Она хотела что-то сказать, но осеклась, махнула рукой, покачала головой и ушла с кухни, а потом и из дома. Она не захлопнула дверь, оставила ее открытой, словно отдавая наш дом на волю ветра, чтобы нас занесло снегом, залило дождем, завалило палой листвой, покрыло пылью, похоронив под нею наш общий домашний уют.

Я прислушивался к ее шагам. Потом я встал, закрыл двери и убрал посуду со стола. Я знал, что был неправ и поступил нехорошо. Я знал, что и в другой раз поступлю так же. Мне было не избавиться от собственной агрессивности, и я отыгрывался на тех, на ком мог отыграться, - на Барбаре и на себе самом. На большой скандал меня не хватало, только на маленькие гадости. Но и в этом случае я могу натворить непоправимых бед.

Я не знал, что предпринять, что делать с Барбарой, с самим собой, с начавшимся воскресеньем. Я угодил в ловушку и не знал, как из нее выбраться. Я сел на балконе, слушал, как зазвонили колокола к началу церковной службы, слушал, как они звонили через час, после ее окончания. Я уснул, проспал несколько часов, проснулся с онемевшими от долгого лежания руками и ногами, встал и принялся готовить ужин, хотя для этого было еще слишком рано. Мне хотелось, чтобы наступило время ужина, чтобы вернулась Барбара и чтобы мы вместе сели за стол.

Она пришла довольно поздно и держалась замкнуто.
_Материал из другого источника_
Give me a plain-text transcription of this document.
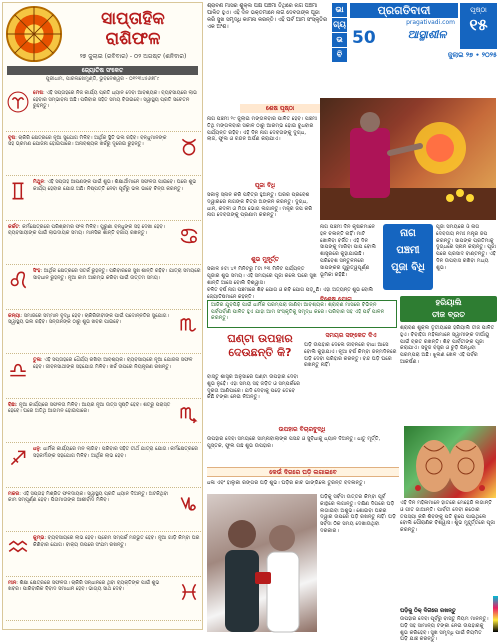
ସାପ୍ତାହିକ
ରାଶିଫଳ
୨୭ ଜୁଲାଇ (ରବିବାର) - ୦୨ ଅଗଷ୍ଟ (ଶନିବାର)
ଜ୍ୟୋତିଷ ସଂକେତ
ପୁରୀଧାମ, ପାରଳାଖେମୁଣ୍ଡି, ଭୁବନେଶ୍ୱର - ୦୧୨୩୪୫୬୭୮୯
ମେଷ: ଏହି ସପ୍ତାହରେ ନିଜ କାର୍ଯ୍ୟ ପ୍ରତି ଧ୍ୟାନ ଦେବା ଆବଶ୍ୟକ। ବ୍ୟବସାୟରେ ଲାଭ ହେବାର ସମ୍ଭାବନା ଅଛି। ପରିବାର ସହିତ ସମୟ ବିତାଇବେ। ସ୍ୱାସ୍ଥ୍ୟ ପ୍ରତି ସଚେତନ ରୁହନ୍ତୁ।
ବୃଷ: ଚାକିରି କ୍ଷେତ୍ରରେ ନୂଆ ସୁଯୋଗ ମିଳିବ। ଆର୍ଥିକ ସ୍ଥିତି ଭଲ ରହିବ। ବନ୍ଧୁମାନଙ୍କ ସହ ଭ୍ରମଣ ଯୋଜନା ହୋଇପାରେ। ଅନାବଶ୍ୟକ ଖର୍ଚ୍ଚରୁ ଦୂରେଇ ରୁହନ୍ତୁ।
ମିଥୁନ: ଏହି ସପ୍ତାହ ଆପଣଙ୍କ ପାଇଁ ଶୁଭ। ଶିକ୍ଷାର୍ଥୀମାନେ ସଫଳତା ପାଇବେ। ଘରେ ଶୁଭ କାର୍ଯ୍ୟ ହେବାର ଯୋଗ ଅଛି। ନିଷ୍ପତ୍ତି ନେବା ପୂର୍ବରୁ ଭଲ ଭାବେ ଚିନ୍ତା କରନ୍ତୁ।
କର୍କଟ: କର୍ମକ୍ଷେତ୍ରରେ ପରିଶ୍ରମର ଫଳ ମିଳିବ। ପୁରୁଣା ବନ୍ଧୁଙ୍କ ସହ ଦେଖା ହେବ। ବ୍ୟବସାୟୀଙ୍କ ପାଇଁ ଲାଭଦାୟକ ସମୟ। ମାନସିକ ଶାନ୍ତି ବଜାୟ ରଖନ୍ତୁ।
ସିଂହ: ଆର୍ଥିକ କ୍ଷେତ୍ରରେ ସତର୍କ ରୁହନ୍ତୁ। ପରିବାରରେ ସୁଖ ଶାନ୍ତି ରହିବ। ଯାତ୍ରା ସମୟରେ ସାବଧାନ ରୁହନ୍ତୁ। ନୂଆ କାମ ଆରମ୍ଭ କରିବା ପାଇଁ ଉତ୍ତମ ସମୟ।
କନ୍ୟା: ସମାଜରେ ସମ୍ମାନ ବୃଦ୍ଧି ହେବ। ଚାକିରିଜୀବୀଙ୍କ ପାଇଁ ପଦୋନ୍ନତିର ସୁଯୋଗ। ସ୍ୱାସ୍ଥ୍ୟ ଭଲ ରହିବ। ସନ୍ତାନଙ୍କ ଠାରୁ ଶୁଭ ଖବର ପାଇବେ।
ତୁଳା: ଏହି ସପ୍ତାହରେ ଧୈର୍ଯ୍ୟ ରଖିବା ଆବଶ୍ୟକ। ବ୍ୟବସାୟରେ ନୂଆ ଯୋଜନା ସଫଳ ହେବ। ଜୀବନସାଥୀଙ୍କ ସହଯୋଗ ମିଳିବ। ଖର୍ଚ୍ଚ ଉପରେ ନିୟନ୍ତ୍ରଣ ରଖନ୍ତୁ।
ବିଛା: ନୂଆ କାର୍ଯ୍ୟରେ ସଫଳତା ମିଳିବ। ଆୟର ନୂଆ ଉତ୍ସ ସୃଷ୍ଟି ହେବ। ଶତ୍ରୁ ପରାସ୍ତ ହେବେ। ଘରେ ଅତିଥି ଆଗମନ ହୋଇପାରେ।
ଧନୁ: ଧାର୍ମିକ କାର୍ଯ୍ୟରେ ମନ ଲାଗିବ। ପରିବାର ସହିତ ତୀର୍ଥ ଯାତ୍ରା ଯୋଗ। କର୍ମକ୍ଷେତ୍ରରେ ସହକର୍ମୀଙ୍କ ସହଯୋଗ ମିଳିବ। ଆର୍ଥିକ ଲାଭ ହେବ।
ମକର: ଏହି ସପ୍ତାହ ମିଶ୍ରିତ ଫଳଦାୟକ। ସ୍ୱାସ୍ଥ୍ୟ ପ୍ରତି ଧ୍ୟାନ ଦିଅନ୍ତୁ। ଅଟକିଥିବା କାମ ସମ୍ପୂର୍ଣ୍ଣ ହେବ। ପିତାମାତାଙ୍କ ଆଶୀର୍ବାଦ ମିଳିବ।
କୁମ୍ଭ: ବ୍ୟବସାୟରେ ଲାଭ ହେବ। ପ୍ରେମ ସମ୍ପର୍କ ମଜଭୁତ ହେବ। ନୂଆ ଗାଡ଼ି କିମ୍ବା ଘର କିଣିବାର ଯୋଗ। ବାକ୍ୟ ଉପରେ ସଂଯମ ରଖନ୍ତୁ।
ମୀନ: ଶିକ୍ଷା କ୍ଷେତ୍ରରେ ସଫଳତା। ଚାକିରି ସନ୍ଧାନରେ ଥିବା ବ୍ୟକ୍ତିଙ୍କ ପାଇଁ ଶୁଭ ଖବର। ପାରିବାରିକ ବିବାଦ ସମାଧାନ ହେବ। ଭାଗ୍ୟ ସାଥ ଦେବ।
ଶ୍ରାବଣ ମାସର ଶୁକ୍ଲ ପକ୍ଷ ପଞ୍ଚମୀ ତିଥିରେ ନାଗ ପଞ୍ଚମୀ ପାଳିତ ହୁଏ। ଏହି ଦିନ ଭକ୍ତମାନେ ନାଗ ଦେବତାଙ୍କ ପୂଜା କରି ସୁଖ ସମୃଦ୍ଧି କାମନା କରନ୍ତି। ଏହି ପର୍ବ ଆମ ସଂସ୍କୃତିର ଏକ ଅଂଶ।
ଭା
ଗ୍ୟ
ଭ
ବି
ପ୍ରଗତିବାଦୀ
pragativadi.com
50	ଆସ୍ଥାଶୀଳ
ପୃଷ୍ଠା
୧୫
ଜୁଲାଇ ୨୭ • ୨୦୨୫
ଶେଷ ପୃଷ୍ଠା
ନାଗ ପଞ୍ଚମୀ ୨୯ ଜୁଲାଇ ମଙ୍ଗଳବାର ପାଳିତ ହେବ। ପଞ୍ଚମୀ ତିଥି ମଙ୍ଗଳବାର ସକାଳ ଠାରୁ ଆରମ୍ଭ ହୋଇ ବୁଧବାର ପର୍ଯ୍ୟନ୍ତ ରହିବ। ଏହି ଦିନ ନାଗ ଦେବତାଙ୍କୁ ଦୁଗ୍ଧ, ଲାଜ, ଫୁଲ ଓ ଚନ୍ଦନ ଅର୍ପଣ କରାଯାଏ।
ପୂଜା ବିଧି
ସକାଳୁ ସ୍ନାନ କରି ପବିତ୍ର ହୁଅନ୍ତୁ। ଘରର ପ୍ରବେଶ ଦ୍ୱାରରେ ନାଗଙ୍କ ଚିତ୍ର ଅଙ୍କନ କରନ୍ତୁ। ଦୁଗ୍ଧ, ଧାନ, କଦଳୀ ଓ ମିଠା ଭୋଗ ଲଗାନ୍ତୁ। ମନ୍ତ୍ର ଜପ କରି ନାଗ ଦେବତାଙ୍କୁ ପ୍ରଣାମ କରନ୍ତୁ।
ଶୁଭ ମୁହୂର୍ତ୍ତ
ସକାଳ ୫ଟା ୪୧ ମିନିଟରୁ ୮ଟା ୨୩ ମିନିଟ ପର୍ଯ୍ୟନ୍ତ ପୂଜାର ଶୁଭ ସମୟ। ଏହି ସମୟରେ ପୂଜା କଲେ ଘରେ ସୁଖ ଶାନ୍ତି ଆସେ ବୋଲି ବିଶ୍ୱାସ।
ନାଗ ପଞ୍ଚମୀ ଦିନ କୃଷକମାନେ ହଳ ଚଳାନ୍ତି ନାହିଁ। ମାଟି ଖୋଳିବା ବର୍ଜିତ। ଏହି ଦିନ ସାପଙ୍କୁ ମାରିବା ପାପ ବୋଲି ଶାସ୍ତ୍ରରେ କୁହାଯାଇଛି। ପରିବେଶ ସନ୍ତୁଳନରେ ସାପଙ୍କର ଗୁରୁତ୍ୱପୂର୍ଣ୍ଣ ଭୂମିକା ରହିଛି।
ନାଗ
ପଞ୍ଚମୀ
ପୂଜା ବିଧି
ପୂଜା ସମୟରେ ଓଁ ନାଗ ଦେବତାୟ ନମଃ ମନ୍ତ୍ର ଜପ କରନ୍ତୁ। ସାପଙ୍କ ପ୍ରତିମାକୁ ଦୁଗ୍ଧରେ ସ୍ନାନ କରାନ୍ତୁ। ପୂଜା ପରେ ପ୍ରସାଦ ବାଣ୍ଟନ୍ତୁ। ଏହି ଦିନ ଉପବାସ ରଖିବା ମଧ୍ୟ ଶୁଭ।
ବିଶେଷ ଯୋଗ
ଚଳିତ ବର୍ଷ ନାଗ ପଞ୍ଚମୀରେ ଶିବ ଯୋଗ ଓ ରବି ଯୋଗ ପଡ଼ୁଛି। ଏହା ଅତ୍ୟନ୍ତ ଶୁଭ ବୋଲି ଜ୍ୟୋତିଷମାନେ କହନ୍ତି।
ଆଜିର ଯୁବପିଢ଼ି ପାଇଁ ଧାର୍ମିକ ପରମ୍ପରା ଜାଣିବା ଆବଶ୍ୟକ। ଶ୍ରାବଣ ମାସରେ ବିଭିନ୍ନ ପର୍ବପର୍ବାଣି ପାଳିତ ହୁଏ ଯାହା ଆମ ସଂସ୍କୃତିକୁ ସମୃଦ୍ଧ କରେ। ପରିବାର ସହ ଏହି ପର୍ବ ପାଳନ କରନ୍ତୁ।
ହରିୟାଲି
ତୀଜ ବ୍ରତ
ଶ୍ରାବଣ ଶୁକ୍ଲ ତୃତୀୟାରେ ହରିୟାଲି ତୀଜ ପାଳିତ ହୁଏ। ବିବାହିତା ମହିଳାମାନେ ସ୍ୱାମୀଙ୍କ ଦୀର୍ଘାୟୁ ପାଇଁ ବ୍ରତ ରଖନ୍ତି। ଶିବ ପାର୍ବତୀଙ୍କ ପୂଜା କରାଯାଏ। ସବୁଜ ବସ୍ତ୍ର ଓ ଚୁଡ଼ି ପିନ୍ଧିବା ପରମ୍ପରା ଅଛି। ଝୁଲଣ ଖେଳ ଏହି ପର୍ବର ଆକର୍ଷଣ।
ଏହି ଦିନ ମହିଳାମାନେ ହାତରେ ମେହେନ୍ଦି ଲଗାନ୍ତି ଓ ଗୀତ ଗାଆନ୍ତି। ପାର୍ବତୀ ଦେବୀ କଠୋର ତପସ୍ୟା କରି ଶିବଙ୍କୁ ପତି ରୂପେ ପାଇଥିଲେ ବୋଲି ପୌରାଣିକ ବିଶ୍ୱାସ। ଶୁଭ ମୁହୂର୍ତ୍ତରେ ପୂଜା କରନ୍ତୁ।
ଘଣ୍ଟା ଉପହାର
ଦେଉଛନ୍ତି କି?
ବାସ୍ତୁ ଶାସ୍ତ୍ର ଅନୁସାରେ ଘଣ୍ଟା ଉପହାର ଦେବା ଶୁଭ ନୁହେଁ। ଏହା ସମୟ ସହ ଜଡ଼ିତ ଓ ସମ୍ପର୍କରେ ଦୂରତା ଆଣିପାରେ। ଯଦି ଦେବାକୁ ପଡ଼େ ତେବେ କିଛି ଟଙ୍କା ନେଇ ନିଅନ୍ତୁ।
ସମୟର ସଙ୍କେତ ଦିଏ
ଘଡ଼ି ଉପହାର ଦେଲେ ଜୀବନରେ ବାଧା ଆସେ ବୋଲି କୁହାଯାଏ। ନୂଆ ବର୍ଷ କିମ୍ବା ଜନ୍ମଦିନରେ ଘଡ଼ି ଦେବା ପରିହାର କରନ୍ତୁ। ବନ୍ଦ ଘଡ଼ି ଘରେ ରଖନ୍ତୁ ନାହିଁ।
ଉପହାର ବିଚାରବୁଦ୍ଧି
ଉପହାର ଦେବା ସମୟରେ ସାମ୍ନାବାଲାଙ୍କ ପସନ୍ଦ ଓ ସୁବିଧାକୁ ଧ୍ୟାନ ଦିଅନ୍ତୁ। ଧାତୁ ମୂର୍ତ୍ତି, ପୁସ୍ତକ, ଫୁଲ ଗଛ ଶୁଭ ଉପହାର।
କେଉଁ ଦିଗରେ ଘଡ଼ି ଲଗାଇବେ
ଧଳା ଏବଂ ହାଲୁକା ରଙ୍ଗର ଘଡ଼ି ଶୁଭ। ଘଡ଼ିର କାଚ ଭାଙ୍ଗିଲେ ତୁରନ୍ତ ବଦଳାନ୍ତୁ।
ଘଡ଼ିକୁ ସର୍ବଦା ଉତ୍ତର କିମ୍ବା ପୂର୍ବ କାନ୍ଥରେ ଲଗାନ୍ତୁ। ଦକ୍ଷିଣ ଦିଗରେ ଘଡ଼ି ଲଗାଇବା ଅଶୁଭ। ଶୋଇବା ଘରର ଦ୍ୱାର ଉପରେ ଘଡ଼ି ରଖନ୍ତୁ ନାହିଁ। ଘଡ଼ି ସର୍ବଦା ଠିକ ସମୟ ଦେଖାଉଥିବା ଦରକାର।
ଘଡ଼ିକୁ ଠିକ୍ ଦିଗରେ ରଖନ୍ତୁ
ଉପହାର ଦେବା ପୂର୍ବରୁ ବାସ୍ତୁ ନିୟମ ମାନନ୍ତୁ। ଘଡ଼ି ସହ ସାମାନ୍ୟ ଟଙ୍କା ନେଇ ଉପହାରକୁ ଶୁଭ କରିହେବ। ସୁଖ ସମୃଦ୍ଧି ପାଇଁ ନିୟମିତ ଘଡ଼ି ଯାଞ୍ଚ କରନ୍ତୁ।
Однако она выслушала все, что я ей сказал о моей раздражительности, обиде, разочаровании, агрессивности и о той ловушке, в которую я попал, а когда мы легли в постель и я потянулся к ней, она меня не оттолкнула. Ее объятия были сдержанными, но, когда мы уже стали засыпать, она снова обняла меня. Я был безмерно рад. Одновременно я понимал, что не выкарабкался из своей ловушки, но должен из нее выбраться, если хочу, чтобы у нас все ладилось.